J'avais acheté cette ferme, ce bordj, ancien poste fortifié, à quelques centaines de mètres du campement
indigène dont j'emploie les hommes à mes cultures. Dans cette tribu, fraction des Oulad-Taadja, je

choisis en arrivant, pour mon service particulier, un grand garçon, celui que vous venez de voir,

Mohammed ben Lam'har, qui me fut bientôt extrêmement dévoué. Comme il ne voulait pas coucher dans

une maison dont il n'avait point l'habitude, il dressa sa tente à quelques pas de la porte, afin que je pusse

l'appeler de ma fenêtre.

Ma vie, vous la devinez? Tout le jour, je suivais les défrichements et les plantations, je chassais un peu,
j'allais dîner avec les officiers des postes voisins, ou bien ils venaient dîner chez moi.

Quant aux... plaisirs - je vous les ai dits. Alger m'offrait les plus raffinés; et de temps en temps, un arabe
complaisant et compatissant m'arrêtait au milieu d'une promenade pour me proposer d'amener chez moi,

à la nuit, une femme de tribu. J'acceptais quelquefois, mais, le plus souvent, je refusais, par crainte des

ennuis que cela pouvait me créer.

Et, un soir, en rentrant d'une tournée dans les terres, au commencement de l'été, ayant besoin de
Mohammed, j'entrai dans sa tente sans l'appeler. Cela m'arrivait à tout moment.

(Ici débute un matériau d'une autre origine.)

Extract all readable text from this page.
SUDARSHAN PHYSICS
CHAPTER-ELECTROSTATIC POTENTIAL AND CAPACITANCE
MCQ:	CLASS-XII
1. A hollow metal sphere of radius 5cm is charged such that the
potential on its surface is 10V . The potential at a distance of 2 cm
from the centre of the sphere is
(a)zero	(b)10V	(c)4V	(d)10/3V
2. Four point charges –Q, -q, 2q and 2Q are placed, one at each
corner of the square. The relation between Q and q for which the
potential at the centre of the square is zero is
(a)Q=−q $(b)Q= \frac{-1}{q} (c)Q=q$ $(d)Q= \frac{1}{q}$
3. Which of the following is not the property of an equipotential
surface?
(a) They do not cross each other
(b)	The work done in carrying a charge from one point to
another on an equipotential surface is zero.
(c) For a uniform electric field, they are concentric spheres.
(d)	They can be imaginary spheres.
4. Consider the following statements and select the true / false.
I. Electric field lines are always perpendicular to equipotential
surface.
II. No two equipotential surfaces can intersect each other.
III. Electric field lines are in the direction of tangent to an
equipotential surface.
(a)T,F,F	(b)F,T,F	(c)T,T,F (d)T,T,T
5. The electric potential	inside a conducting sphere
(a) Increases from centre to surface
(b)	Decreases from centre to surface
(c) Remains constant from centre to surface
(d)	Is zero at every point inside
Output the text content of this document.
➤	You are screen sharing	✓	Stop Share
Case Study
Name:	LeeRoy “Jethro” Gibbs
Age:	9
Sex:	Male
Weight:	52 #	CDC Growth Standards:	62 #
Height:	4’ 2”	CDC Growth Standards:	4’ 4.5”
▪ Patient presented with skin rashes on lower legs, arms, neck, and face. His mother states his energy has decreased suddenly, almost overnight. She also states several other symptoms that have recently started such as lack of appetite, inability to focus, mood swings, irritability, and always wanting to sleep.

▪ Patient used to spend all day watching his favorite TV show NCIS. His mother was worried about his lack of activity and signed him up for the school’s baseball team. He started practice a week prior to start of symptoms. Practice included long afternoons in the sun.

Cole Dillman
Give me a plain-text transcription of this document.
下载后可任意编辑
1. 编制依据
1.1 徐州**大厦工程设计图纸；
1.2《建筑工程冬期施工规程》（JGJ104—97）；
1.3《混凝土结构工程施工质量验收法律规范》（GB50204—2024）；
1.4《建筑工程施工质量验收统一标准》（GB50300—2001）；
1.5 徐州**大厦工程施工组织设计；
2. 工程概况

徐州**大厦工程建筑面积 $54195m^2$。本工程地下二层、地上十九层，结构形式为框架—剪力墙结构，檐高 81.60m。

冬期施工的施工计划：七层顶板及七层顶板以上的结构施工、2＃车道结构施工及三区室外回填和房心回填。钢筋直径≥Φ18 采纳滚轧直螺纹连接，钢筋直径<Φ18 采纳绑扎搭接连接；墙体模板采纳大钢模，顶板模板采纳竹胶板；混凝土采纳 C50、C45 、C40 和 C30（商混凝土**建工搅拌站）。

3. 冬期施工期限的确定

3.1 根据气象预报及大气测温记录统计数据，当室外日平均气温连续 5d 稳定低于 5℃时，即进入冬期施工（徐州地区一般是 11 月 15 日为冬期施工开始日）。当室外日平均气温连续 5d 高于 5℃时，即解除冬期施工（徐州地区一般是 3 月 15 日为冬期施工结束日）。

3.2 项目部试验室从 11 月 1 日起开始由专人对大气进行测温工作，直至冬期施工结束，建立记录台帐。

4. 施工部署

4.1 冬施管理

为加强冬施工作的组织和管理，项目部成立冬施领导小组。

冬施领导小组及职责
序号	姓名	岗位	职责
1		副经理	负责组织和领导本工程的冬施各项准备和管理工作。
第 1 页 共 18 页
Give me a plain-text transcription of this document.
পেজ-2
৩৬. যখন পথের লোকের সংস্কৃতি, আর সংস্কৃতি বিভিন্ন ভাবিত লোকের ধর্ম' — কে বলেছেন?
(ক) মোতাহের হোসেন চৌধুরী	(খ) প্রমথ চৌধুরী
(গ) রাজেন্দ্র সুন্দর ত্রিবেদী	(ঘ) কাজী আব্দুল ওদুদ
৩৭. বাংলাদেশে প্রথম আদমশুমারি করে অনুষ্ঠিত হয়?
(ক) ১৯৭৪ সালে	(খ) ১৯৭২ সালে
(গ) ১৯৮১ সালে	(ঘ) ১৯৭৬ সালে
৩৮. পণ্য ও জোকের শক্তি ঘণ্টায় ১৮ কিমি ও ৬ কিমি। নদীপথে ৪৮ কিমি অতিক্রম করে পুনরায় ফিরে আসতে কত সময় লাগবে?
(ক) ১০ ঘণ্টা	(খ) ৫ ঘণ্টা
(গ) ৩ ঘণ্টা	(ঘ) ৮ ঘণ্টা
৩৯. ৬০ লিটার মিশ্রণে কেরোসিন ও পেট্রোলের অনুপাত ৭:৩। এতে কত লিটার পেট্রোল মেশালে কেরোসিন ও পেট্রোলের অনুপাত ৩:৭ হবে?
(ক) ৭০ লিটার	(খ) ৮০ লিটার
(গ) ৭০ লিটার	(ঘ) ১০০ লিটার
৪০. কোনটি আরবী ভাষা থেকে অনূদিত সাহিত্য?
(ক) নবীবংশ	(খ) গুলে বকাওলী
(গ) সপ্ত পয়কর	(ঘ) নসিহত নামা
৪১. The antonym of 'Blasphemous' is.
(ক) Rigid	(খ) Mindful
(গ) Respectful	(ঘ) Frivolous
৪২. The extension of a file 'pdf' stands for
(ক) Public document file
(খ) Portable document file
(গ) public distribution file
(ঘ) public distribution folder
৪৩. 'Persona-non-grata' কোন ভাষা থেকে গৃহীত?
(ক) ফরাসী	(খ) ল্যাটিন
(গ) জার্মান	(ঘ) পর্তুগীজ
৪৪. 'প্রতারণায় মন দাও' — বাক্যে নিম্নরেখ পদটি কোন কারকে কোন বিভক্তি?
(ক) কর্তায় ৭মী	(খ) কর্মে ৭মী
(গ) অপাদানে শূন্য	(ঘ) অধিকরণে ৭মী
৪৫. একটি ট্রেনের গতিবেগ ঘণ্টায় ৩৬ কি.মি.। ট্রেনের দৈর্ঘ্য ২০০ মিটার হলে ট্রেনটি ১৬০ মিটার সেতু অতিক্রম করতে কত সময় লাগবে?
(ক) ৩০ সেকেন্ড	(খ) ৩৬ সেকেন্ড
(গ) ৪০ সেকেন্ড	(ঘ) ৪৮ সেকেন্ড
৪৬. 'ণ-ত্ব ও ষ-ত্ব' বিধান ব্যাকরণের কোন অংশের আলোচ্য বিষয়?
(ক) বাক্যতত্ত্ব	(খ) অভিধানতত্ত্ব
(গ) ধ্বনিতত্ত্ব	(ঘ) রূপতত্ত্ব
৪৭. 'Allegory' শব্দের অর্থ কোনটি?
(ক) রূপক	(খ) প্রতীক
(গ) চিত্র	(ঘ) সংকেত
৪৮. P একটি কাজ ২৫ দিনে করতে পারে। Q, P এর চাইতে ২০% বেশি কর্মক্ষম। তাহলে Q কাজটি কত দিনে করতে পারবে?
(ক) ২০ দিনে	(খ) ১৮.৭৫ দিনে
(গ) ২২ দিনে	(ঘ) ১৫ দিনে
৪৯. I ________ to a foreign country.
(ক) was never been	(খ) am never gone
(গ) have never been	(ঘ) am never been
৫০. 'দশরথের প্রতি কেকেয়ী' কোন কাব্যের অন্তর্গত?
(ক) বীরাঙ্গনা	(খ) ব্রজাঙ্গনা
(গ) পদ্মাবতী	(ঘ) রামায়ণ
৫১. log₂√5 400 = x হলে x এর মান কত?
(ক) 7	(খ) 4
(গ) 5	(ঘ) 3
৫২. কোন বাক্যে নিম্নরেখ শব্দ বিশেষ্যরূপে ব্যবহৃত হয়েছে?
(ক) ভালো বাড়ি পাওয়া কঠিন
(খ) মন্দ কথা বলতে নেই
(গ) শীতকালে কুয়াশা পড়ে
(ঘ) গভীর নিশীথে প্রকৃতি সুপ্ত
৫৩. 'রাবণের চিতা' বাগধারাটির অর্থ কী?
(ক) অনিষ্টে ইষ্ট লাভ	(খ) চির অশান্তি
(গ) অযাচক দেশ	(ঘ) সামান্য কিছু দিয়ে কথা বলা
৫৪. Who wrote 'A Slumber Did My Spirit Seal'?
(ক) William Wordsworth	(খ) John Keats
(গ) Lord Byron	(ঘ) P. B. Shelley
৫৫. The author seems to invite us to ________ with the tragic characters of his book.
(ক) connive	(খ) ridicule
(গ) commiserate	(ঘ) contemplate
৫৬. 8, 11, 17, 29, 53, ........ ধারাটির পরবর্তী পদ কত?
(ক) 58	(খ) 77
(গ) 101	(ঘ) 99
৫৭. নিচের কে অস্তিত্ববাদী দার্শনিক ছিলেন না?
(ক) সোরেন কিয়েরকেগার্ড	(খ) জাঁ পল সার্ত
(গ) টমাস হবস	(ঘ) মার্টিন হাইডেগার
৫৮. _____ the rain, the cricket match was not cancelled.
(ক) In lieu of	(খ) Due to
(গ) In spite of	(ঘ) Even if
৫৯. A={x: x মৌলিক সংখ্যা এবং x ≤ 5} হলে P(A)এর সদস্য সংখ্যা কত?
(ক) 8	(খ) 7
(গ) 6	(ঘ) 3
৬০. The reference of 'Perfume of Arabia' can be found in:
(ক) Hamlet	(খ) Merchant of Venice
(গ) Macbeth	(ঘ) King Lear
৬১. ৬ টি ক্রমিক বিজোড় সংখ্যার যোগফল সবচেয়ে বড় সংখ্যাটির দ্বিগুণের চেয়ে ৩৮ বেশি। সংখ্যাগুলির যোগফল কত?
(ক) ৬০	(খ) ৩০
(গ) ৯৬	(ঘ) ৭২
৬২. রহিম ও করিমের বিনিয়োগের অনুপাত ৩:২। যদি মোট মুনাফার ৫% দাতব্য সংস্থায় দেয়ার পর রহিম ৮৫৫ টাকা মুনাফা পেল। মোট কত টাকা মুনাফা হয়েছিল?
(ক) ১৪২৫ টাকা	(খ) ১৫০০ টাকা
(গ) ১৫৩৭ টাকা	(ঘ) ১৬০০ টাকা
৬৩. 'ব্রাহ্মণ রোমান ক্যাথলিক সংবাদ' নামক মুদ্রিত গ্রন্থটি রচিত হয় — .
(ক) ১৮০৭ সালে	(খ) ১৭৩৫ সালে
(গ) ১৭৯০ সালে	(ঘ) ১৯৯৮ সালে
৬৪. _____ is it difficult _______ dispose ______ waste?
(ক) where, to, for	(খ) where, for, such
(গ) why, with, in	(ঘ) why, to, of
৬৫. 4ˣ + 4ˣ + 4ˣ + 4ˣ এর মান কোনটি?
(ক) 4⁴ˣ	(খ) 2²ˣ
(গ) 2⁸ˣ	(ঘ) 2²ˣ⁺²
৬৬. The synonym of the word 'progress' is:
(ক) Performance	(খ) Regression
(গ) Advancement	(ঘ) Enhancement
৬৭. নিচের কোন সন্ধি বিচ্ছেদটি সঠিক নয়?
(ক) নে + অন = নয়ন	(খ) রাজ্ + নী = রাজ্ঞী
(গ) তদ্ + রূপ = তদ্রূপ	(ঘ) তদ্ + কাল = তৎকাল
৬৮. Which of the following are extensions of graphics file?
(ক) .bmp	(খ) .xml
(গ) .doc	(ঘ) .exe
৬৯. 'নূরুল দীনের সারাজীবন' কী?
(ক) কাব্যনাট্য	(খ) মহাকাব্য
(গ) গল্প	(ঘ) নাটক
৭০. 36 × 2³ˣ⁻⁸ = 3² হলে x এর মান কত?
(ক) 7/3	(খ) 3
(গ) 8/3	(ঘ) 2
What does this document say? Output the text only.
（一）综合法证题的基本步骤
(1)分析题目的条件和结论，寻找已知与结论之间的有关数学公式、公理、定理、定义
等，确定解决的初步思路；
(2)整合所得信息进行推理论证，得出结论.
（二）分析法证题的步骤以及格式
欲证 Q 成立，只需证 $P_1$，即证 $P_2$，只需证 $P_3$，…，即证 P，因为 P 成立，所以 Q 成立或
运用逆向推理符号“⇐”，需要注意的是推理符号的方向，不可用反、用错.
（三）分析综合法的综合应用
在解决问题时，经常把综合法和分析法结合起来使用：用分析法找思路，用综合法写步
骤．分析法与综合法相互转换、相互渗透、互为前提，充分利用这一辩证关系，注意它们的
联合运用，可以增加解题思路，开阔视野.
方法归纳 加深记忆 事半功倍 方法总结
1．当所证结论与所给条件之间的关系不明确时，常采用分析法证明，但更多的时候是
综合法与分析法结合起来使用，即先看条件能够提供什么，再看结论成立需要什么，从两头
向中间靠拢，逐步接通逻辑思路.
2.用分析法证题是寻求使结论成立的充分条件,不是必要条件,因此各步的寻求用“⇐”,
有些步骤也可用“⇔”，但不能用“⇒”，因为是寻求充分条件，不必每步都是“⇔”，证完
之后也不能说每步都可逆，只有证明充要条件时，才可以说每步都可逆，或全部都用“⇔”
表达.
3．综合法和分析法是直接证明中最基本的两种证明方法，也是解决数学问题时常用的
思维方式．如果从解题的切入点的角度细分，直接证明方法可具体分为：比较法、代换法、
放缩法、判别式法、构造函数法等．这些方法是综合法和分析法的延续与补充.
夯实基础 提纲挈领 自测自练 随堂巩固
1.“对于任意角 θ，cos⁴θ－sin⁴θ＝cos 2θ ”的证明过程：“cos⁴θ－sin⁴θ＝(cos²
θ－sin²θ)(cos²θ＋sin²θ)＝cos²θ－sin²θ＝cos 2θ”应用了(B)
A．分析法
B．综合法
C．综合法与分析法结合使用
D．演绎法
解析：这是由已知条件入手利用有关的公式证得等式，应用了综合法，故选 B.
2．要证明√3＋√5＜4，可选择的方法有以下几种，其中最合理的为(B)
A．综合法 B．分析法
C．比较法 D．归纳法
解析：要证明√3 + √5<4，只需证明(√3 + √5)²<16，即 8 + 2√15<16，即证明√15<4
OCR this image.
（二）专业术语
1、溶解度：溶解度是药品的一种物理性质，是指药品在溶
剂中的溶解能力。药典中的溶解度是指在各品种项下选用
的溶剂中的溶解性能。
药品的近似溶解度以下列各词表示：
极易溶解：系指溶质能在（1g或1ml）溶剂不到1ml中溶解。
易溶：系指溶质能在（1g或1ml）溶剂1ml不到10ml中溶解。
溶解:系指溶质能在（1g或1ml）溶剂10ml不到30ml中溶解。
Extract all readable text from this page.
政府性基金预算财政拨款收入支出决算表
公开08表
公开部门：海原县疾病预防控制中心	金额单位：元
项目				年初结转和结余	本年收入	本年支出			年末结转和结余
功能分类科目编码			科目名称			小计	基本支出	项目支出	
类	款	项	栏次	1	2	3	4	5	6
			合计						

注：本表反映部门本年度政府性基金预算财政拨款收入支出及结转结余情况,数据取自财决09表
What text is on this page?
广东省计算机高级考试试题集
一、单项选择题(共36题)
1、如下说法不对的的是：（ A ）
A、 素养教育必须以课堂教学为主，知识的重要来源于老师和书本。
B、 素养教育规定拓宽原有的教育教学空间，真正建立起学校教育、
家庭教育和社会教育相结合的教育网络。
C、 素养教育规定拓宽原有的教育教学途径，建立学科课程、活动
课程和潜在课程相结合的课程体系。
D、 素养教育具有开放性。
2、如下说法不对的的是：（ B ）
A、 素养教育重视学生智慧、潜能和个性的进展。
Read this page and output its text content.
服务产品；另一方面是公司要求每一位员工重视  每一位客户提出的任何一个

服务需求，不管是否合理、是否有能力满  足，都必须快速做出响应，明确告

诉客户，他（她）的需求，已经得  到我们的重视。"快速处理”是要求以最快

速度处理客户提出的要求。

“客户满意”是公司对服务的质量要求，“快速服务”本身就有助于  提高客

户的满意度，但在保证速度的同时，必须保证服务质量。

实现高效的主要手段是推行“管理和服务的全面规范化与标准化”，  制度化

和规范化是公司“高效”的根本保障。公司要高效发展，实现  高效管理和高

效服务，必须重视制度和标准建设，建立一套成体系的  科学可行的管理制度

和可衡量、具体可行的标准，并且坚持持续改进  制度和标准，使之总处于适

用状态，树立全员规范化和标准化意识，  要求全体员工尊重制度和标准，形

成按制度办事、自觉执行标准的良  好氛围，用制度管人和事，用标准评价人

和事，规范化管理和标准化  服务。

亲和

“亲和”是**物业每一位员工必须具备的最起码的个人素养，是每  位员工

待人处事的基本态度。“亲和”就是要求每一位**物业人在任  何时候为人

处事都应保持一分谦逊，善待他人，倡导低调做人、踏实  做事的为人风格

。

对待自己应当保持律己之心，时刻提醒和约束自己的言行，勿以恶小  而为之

Sur un de ces grands tapis rouges en haute laine du Djebel-Amour, épais et doux comme des matelas, une
femme, une fille, presque nue, dormait, les bras croisés sur ses yeux. Son corps blanc, d'une blancheur

luisante sous le jet de lumière de la toile soulevée, m'apparut comme un des plus parfaits échantillons de

la race humaine que j'eusse vus. Les femmes sont belles par ici, grandes, et d'une rare harmonie de traits

et de lignes.

Un peu confus, je laissai retomber le bord de la tente et je rentrai chez moi.

J'aime les femmes! L'éclair de cette vision m'avait traversé et brûlé, ranimant en mes veines la vieille
ardeur redoutable à qui je dois d'être ici. Il faisait chaud, c'était en juillet, et je passai presque toute la nuit

à ma fenêtre, les yeux sur la tache sombre que faisait à terre la tente de Mohammed.

Quand il entra dans ma chambre, le lendemain, je le regardai bien en face, et il baissa la tête comme un
homme confus, coupable. Devinait-il ce que je savais?

Je lui demandai brusquement.

- Tu es donc marié, Mohammed? Je le vis rougir, et il balbutia:

- Non, moussié!

Je le forçais à parler français et à me donner des leçons d'arabe, ce qui produisait souvent une langue
intermédiaire des plus incohérentes.